Do compilers like Javac automatically detect pure functions and parallelize them

functional programming

Pure functions are known to facilitate parellelizing.
What is it about functional programming that makes it inherently adapted to parallel execution?

Are compilers such as Javac smart enough to detect when a method is a pure function? One can always implement classes which implement functional interfaces such as Function,
but have side effects.

Best Answer

are compilers such as Javac smart enough to detect when a method is a pure function.

It's not a question of "smart enough". This is called Purity Analysis and is provably impossible in the general case: it is equivalent to solving the Halting Problem.
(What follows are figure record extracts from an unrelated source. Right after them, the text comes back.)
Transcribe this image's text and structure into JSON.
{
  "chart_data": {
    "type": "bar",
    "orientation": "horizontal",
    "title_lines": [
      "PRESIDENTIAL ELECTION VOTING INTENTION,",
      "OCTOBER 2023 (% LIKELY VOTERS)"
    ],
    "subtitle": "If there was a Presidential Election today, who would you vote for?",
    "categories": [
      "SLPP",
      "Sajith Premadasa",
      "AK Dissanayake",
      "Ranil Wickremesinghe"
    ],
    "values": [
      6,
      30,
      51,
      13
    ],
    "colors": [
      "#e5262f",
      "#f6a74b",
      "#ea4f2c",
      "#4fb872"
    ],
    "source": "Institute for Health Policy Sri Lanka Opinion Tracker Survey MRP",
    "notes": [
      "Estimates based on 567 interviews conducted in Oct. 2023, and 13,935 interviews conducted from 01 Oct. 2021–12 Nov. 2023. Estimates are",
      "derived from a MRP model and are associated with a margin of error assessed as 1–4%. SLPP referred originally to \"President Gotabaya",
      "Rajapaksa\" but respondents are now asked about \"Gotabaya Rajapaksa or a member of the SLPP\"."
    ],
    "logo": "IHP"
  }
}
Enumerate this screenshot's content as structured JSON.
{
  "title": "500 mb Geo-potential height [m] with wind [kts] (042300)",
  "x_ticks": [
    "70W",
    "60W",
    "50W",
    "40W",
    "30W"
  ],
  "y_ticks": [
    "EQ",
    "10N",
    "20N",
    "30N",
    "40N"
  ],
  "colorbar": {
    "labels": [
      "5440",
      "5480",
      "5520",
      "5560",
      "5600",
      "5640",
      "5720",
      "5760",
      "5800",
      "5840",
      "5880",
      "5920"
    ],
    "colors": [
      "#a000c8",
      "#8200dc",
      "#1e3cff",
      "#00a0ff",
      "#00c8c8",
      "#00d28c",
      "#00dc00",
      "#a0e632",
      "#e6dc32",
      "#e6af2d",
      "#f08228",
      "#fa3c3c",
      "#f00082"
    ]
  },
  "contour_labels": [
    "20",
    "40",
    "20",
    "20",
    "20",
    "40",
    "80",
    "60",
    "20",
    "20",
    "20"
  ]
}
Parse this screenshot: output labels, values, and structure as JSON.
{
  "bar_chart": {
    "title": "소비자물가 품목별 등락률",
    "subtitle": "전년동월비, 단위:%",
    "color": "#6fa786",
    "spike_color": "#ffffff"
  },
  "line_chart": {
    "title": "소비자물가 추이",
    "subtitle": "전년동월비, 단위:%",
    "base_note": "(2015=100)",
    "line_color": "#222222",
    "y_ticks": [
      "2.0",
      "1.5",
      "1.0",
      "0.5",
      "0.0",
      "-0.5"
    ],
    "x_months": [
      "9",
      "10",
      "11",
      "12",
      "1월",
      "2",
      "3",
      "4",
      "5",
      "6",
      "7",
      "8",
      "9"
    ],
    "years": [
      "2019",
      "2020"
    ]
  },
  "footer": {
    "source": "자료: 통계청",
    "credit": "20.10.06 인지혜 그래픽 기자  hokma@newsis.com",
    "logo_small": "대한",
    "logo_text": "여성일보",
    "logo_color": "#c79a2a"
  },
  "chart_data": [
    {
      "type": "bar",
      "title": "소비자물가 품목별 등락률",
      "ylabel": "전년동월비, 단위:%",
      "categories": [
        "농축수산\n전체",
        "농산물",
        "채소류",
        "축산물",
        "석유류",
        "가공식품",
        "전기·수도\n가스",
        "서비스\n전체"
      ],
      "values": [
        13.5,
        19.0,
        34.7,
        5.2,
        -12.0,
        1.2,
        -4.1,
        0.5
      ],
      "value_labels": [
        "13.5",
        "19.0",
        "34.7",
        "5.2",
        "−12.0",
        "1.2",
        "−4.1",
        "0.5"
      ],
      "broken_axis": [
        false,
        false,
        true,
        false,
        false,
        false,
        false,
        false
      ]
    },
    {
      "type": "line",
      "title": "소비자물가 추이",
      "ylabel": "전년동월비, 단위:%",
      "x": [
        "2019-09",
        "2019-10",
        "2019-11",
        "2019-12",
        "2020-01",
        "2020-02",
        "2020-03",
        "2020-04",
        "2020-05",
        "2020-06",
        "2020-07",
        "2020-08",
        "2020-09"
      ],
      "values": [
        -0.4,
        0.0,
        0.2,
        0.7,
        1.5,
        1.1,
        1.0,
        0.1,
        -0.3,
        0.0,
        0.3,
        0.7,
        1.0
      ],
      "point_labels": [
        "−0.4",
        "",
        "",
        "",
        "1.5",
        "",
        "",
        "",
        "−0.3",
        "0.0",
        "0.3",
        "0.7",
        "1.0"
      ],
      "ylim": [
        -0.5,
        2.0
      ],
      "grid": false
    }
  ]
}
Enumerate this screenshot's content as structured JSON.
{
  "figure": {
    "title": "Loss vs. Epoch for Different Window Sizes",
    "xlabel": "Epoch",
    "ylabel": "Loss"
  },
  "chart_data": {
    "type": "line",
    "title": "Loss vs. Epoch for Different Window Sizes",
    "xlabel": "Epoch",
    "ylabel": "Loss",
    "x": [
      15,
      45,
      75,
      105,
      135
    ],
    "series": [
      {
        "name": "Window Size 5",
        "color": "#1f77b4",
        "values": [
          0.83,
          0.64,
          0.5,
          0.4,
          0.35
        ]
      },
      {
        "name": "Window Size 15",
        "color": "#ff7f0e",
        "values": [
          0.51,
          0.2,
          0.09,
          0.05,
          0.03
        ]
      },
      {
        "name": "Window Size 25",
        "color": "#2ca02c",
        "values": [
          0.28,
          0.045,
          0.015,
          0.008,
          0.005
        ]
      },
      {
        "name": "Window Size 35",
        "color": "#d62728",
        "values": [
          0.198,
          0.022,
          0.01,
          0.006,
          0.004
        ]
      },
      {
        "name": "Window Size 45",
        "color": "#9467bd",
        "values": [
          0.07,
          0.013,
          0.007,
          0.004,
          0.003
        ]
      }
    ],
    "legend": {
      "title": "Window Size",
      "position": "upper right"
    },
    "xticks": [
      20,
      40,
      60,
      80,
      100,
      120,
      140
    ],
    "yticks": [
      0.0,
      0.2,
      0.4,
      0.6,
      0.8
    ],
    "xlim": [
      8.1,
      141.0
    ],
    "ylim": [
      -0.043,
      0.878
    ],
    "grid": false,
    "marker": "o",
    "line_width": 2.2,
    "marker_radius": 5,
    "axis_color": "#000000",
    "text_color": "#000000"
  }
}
Now, of course, optimizers do provably impossible things all the time, "provably impossible in the general case" doesn't mean that it never works, it only means that it cannot work in all cases. So, there are in fact algorithms to check whether a function is pure or not, it's just that more often than not the result will be "I don't know", which means that for reasons of safety and correctness, you need to assume that this particular function might be impure.

And even in the cases where it does work, the algorithms are complex and expensive.
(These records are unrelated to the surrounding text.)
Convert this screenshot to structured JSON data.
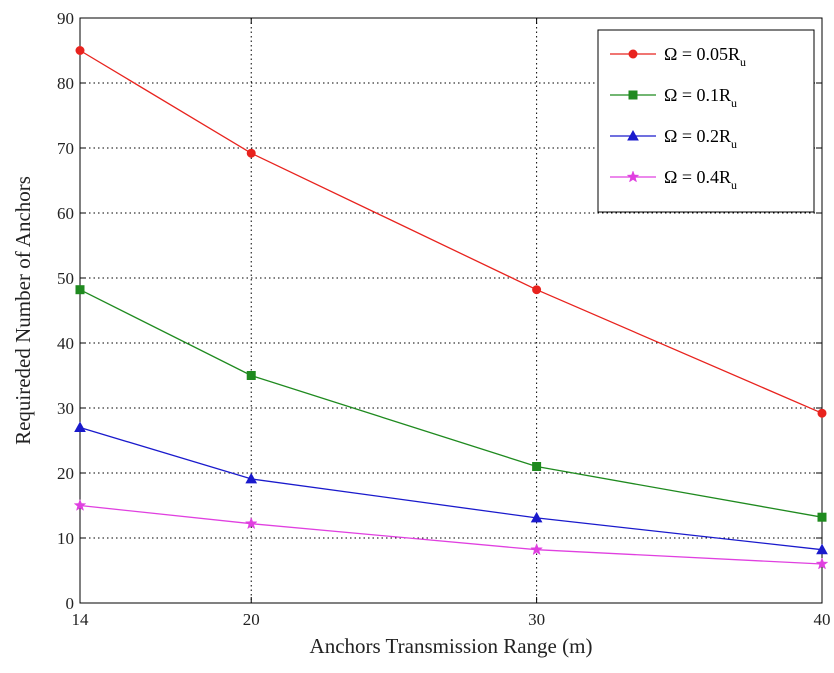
{
  "chart_data": {
    "type": "line",
    "title": "",
    "xlabel": "Anchors Transmission Range (m)",
    "ylabel": "Requireded Number of Anchors",
    "x": [
      14,
      20,
      30,
      40
    ],
    "xticks": [
      14,
      20,
      30,
      40
    ],
    "yticks": [
      0,
      10,
      20,
      30,
      40,
      50,
      60,
      70,
      80,
      90
    ],
    "xlim": [
      14,
      40
    ],
    "ylim": [
      0,
      90
    ],
    "grid": true,
    "legend_position": "top-right",
    "series": [
      {
        "name": "Ω = 0.05R",
        "name_sub": "u",
        "color": "#e8231e",
        "marker": "circle",
        "values": [
          85,
          69.2,
          48.2,
          29.2
        ]
      },
      {
        "name": "Ω = 0.1R",
        "name_sub": "u",
        "color": "#1f8a1f",
        "marker": "square",
        "values": [
          48.2,
          35,
          21,
          13.2
        ]
      },
      {
        "name": "Ω = 0.2R",
        "name_sub": "u",
        "color": "#1a1acc",
        "marker": "triangle",
        "values": [
          27,
          19.1,
          13.1,
          8.2
        ]
      },
      {
        "name": "Ω = 0.4R",
        "name_sub": "u",
        "color": "#e040e0",
        "marker": "star",
        "values": [
          15,
          12.2,
          8.2,
          6
        ]
      }
    ]
  }
}
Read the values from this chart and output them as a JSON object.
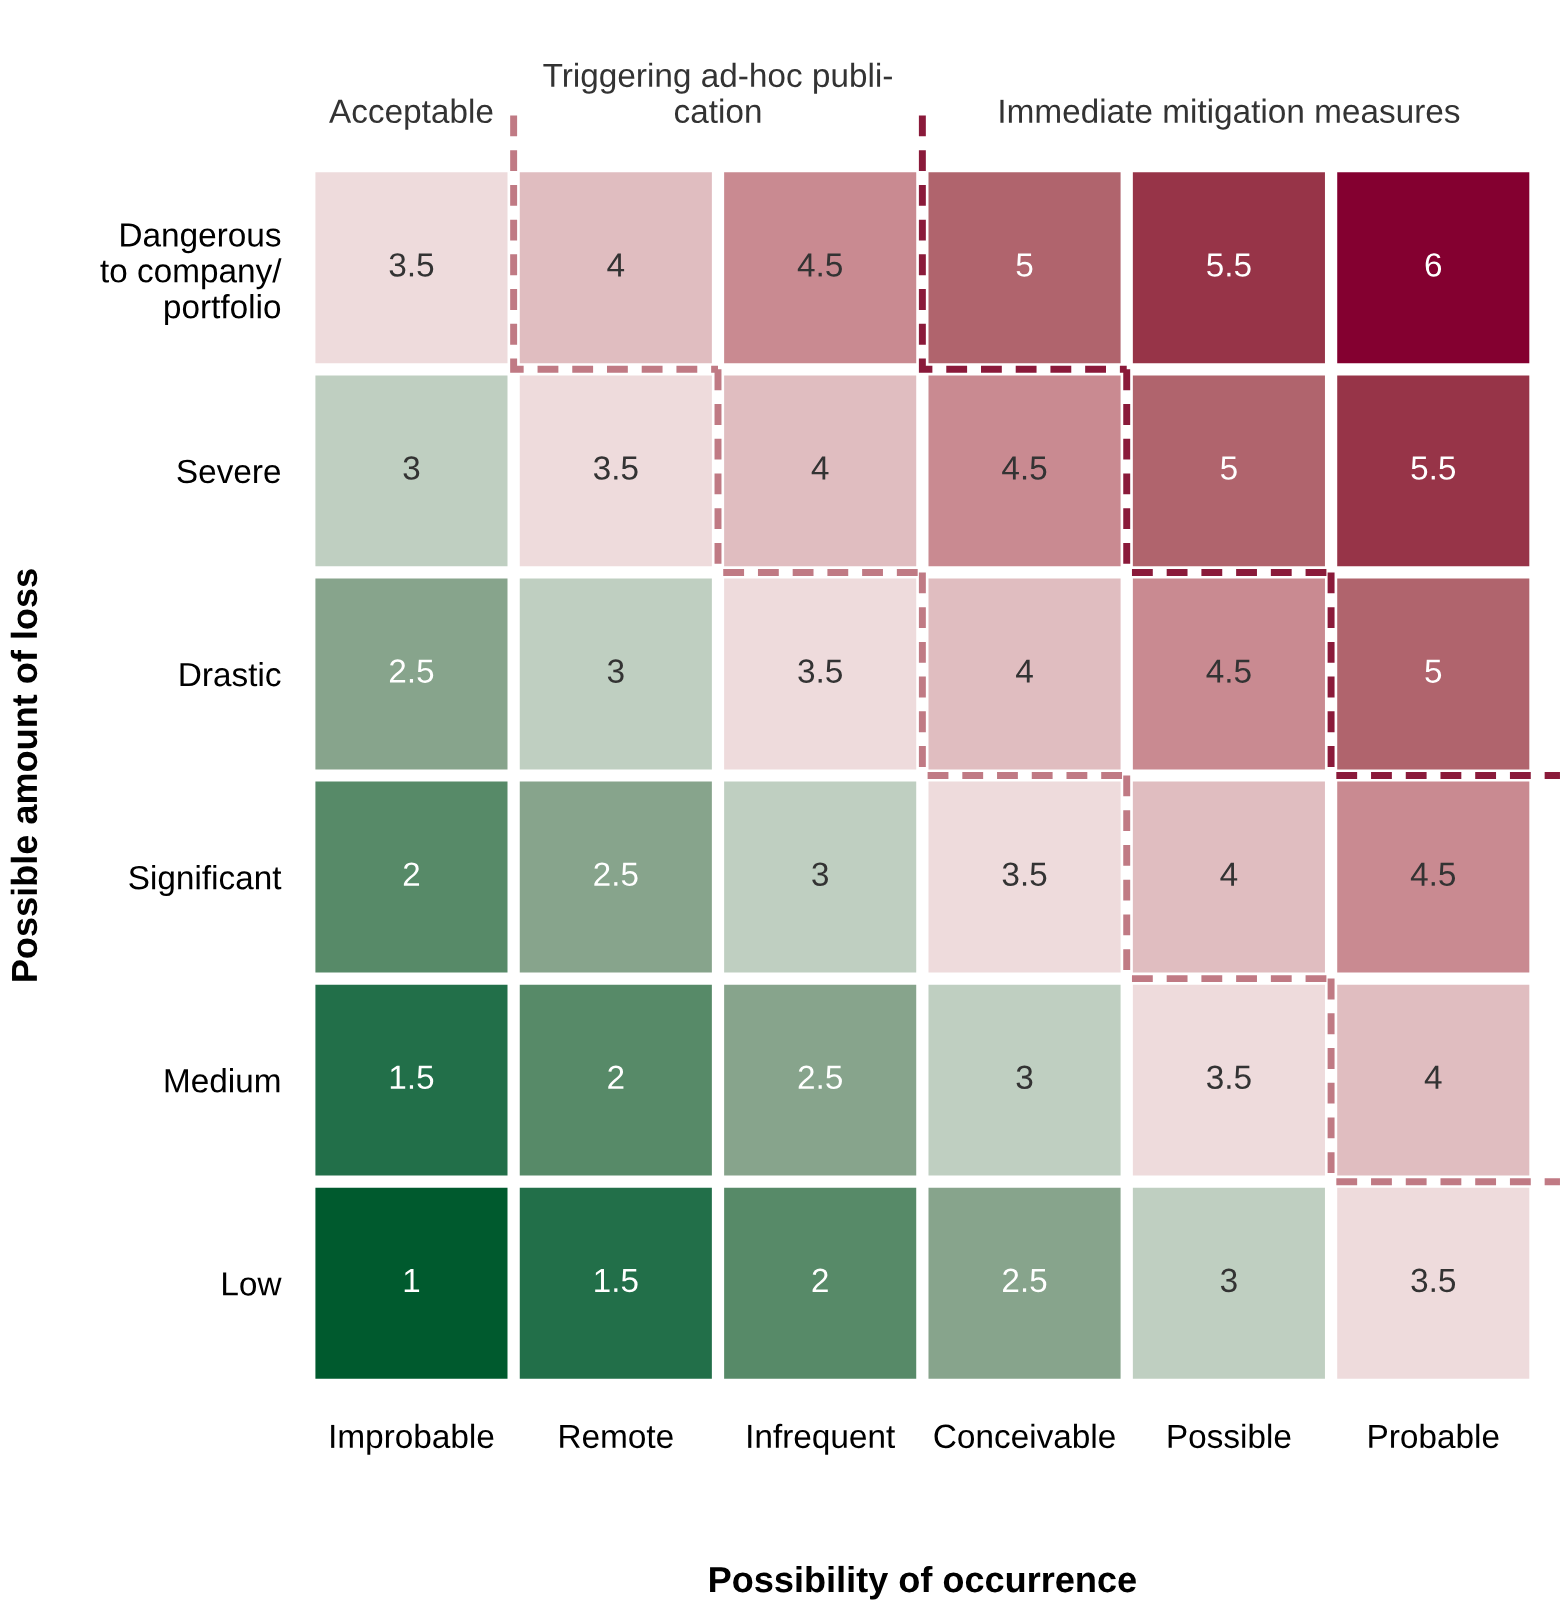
{
  "chart_data": {
    "type": "heatmap",
    "xlabel": "Possibility of occurrence",
    "ylabel": "Possible amount of loss",
    "categories": [
      "Improbable",
      "Remote",
      "Infrequent",
      "Conceivable",
      "Possible",
      "Probable"
    ],
    "y_categories": [
      "Dangerous\nto company/\nportfolio",
      "Severe",
      "Drastic",
      "Significant",
      "Medium",
      "Low"
    ],
    "cells": [
      [
        3.5,
        4,
        4.5,
        5,
        5.5,
        6
      ],
      [
        3,
        3.5,
        4,
        4.5,
        5,
        5.5
      ],
      [
        2.5,
        3,
        3.5,
        4,
        4.5,
        5
      ],
      [
        2,
        2.5,
        3,
        3.5,
        4,
        4.5
      ],
      [
        1.5,
        2,
        2.5,
        3,
        3.5,
        4
      ],
      [
        1,
        1.5,
        2,
        2.5,
        3,
        3.5
      ]
    ],
    "data_labels": true,
    "grid": false,
    "annotations": [
      "Acceptable",
      "Triggering ad-hoc publi-\ncation",
      "Immediate mitigation measures"
    ]
  }
}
So, that is Problem #1: it only works for special cases.

Problem #2: Libraries. In order for a function to be pure, it can only ever call pure functions (and those functions can only call pure functions, and so on and so forth). Javac obviously only knows about Java, and it only knows about code it can see. So, if your function calls a function in another compilation unit, you cannot know whether it is pure or not. If it calls a function written in another language, you can't know. If it calls a function in a library which might not even be installed yet, you can't know. And so on.

This only works, when you have whole-program analysis, when the entire program is written in the same language, and all is compiled at once in one go. You can't use any libraries.
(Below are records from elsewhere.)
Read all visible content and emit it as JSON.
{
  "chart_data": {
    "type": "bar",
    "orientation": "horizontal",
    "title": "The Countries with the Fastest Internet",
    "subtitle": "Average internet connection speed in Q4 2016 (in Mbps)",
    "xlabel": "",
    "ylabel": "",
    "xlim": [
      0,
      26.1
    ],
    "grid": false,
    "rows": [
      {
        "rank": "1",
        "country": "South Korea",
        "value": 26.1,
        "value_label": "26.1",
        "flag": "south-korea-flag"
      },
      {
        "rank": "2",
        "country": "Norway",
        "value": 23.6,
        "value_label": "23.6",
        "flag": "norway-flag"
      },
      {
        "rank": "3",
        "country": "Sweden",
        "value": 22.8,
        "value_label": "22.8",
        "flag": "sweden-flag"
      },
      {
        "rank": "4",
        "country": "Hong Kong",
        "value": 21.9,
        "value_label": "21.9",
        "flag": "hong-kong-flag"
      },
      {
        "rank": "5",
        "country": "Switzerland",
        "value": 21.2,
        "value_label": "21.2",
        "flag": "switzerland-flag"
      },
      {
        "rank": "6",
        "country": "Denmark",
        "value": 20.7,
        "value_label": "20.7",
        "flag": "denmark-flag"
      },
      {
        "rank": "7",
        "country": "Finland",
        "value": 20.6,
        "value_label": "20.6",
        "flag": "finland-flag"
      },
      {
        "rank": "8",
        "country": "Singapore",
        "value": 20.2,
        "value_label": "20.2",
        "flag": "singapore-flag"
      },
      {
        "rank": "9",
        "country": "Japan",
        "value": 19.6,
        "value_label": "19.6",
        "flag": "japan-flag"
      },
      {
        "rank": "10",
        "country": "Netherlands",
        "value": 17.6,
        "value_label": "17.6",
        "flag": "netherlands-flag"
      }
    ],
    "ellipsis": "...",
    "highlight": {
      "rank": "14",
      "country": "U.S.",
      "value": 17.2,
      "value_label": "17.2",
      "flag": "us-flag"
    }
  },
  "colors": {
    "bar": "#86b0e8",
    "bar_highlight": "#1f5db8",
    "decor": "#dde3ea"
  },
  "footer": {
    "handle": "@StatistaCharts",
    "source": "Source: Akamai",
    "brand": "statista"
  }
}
Problem #3: Scheduling. Once you have figured out which parts are pure, you still have to schedule them to separate threads. Or not. Starting and stopping threads is very expensive (especially in Java). Even if you keep a thread pool and don't start or stop them, thread context switching is also expensive. You need to be sure that the computation will run significantly longer than the time it takes to schedule and context switch, otherwise you will lose performance, not gain it.

As you probably guessed by now, figuring out how long a computation will take is provably impossible in the general case (we cannot even figure out whether it will take a finite amount of time, let alone how much time) and hard and expensive even in the special case.

Aside: Javac and optimizations. Note that most implementations of javac don't actually perform many optimizations. Oracle's implementation of javac, for example, relies on the underlying execution engine to do optimizations. This leads to another set of problems: say, javac decided that a particular function is pure and it is expensive enough, and so it compiles it to be executed on a different thread. Then, the platform's optimizer (for example, the HotSpot C2 JIT compiler) comes along and optimizes the entire function away. Now, you have an empty thread doing nothing. Or, imagine, again, javac decides to schedule a function on a different thread, and the platform optimizer could optimize it away completely, except it cannot perform inlining across thread boundaries, and so a function that could be optimized away completely is now needlessly executed.

So, doing something like this only really makes sense if you have a single compiler making most of the optimizations in one go, so that the compiler knows about and can exploit all the different optimizations at different levels and their interactions with each other.

Note that, for example, the HotSpot C2 JIT compiler actually does perform some auto-vectorization, which is also a form of auto-parallelization.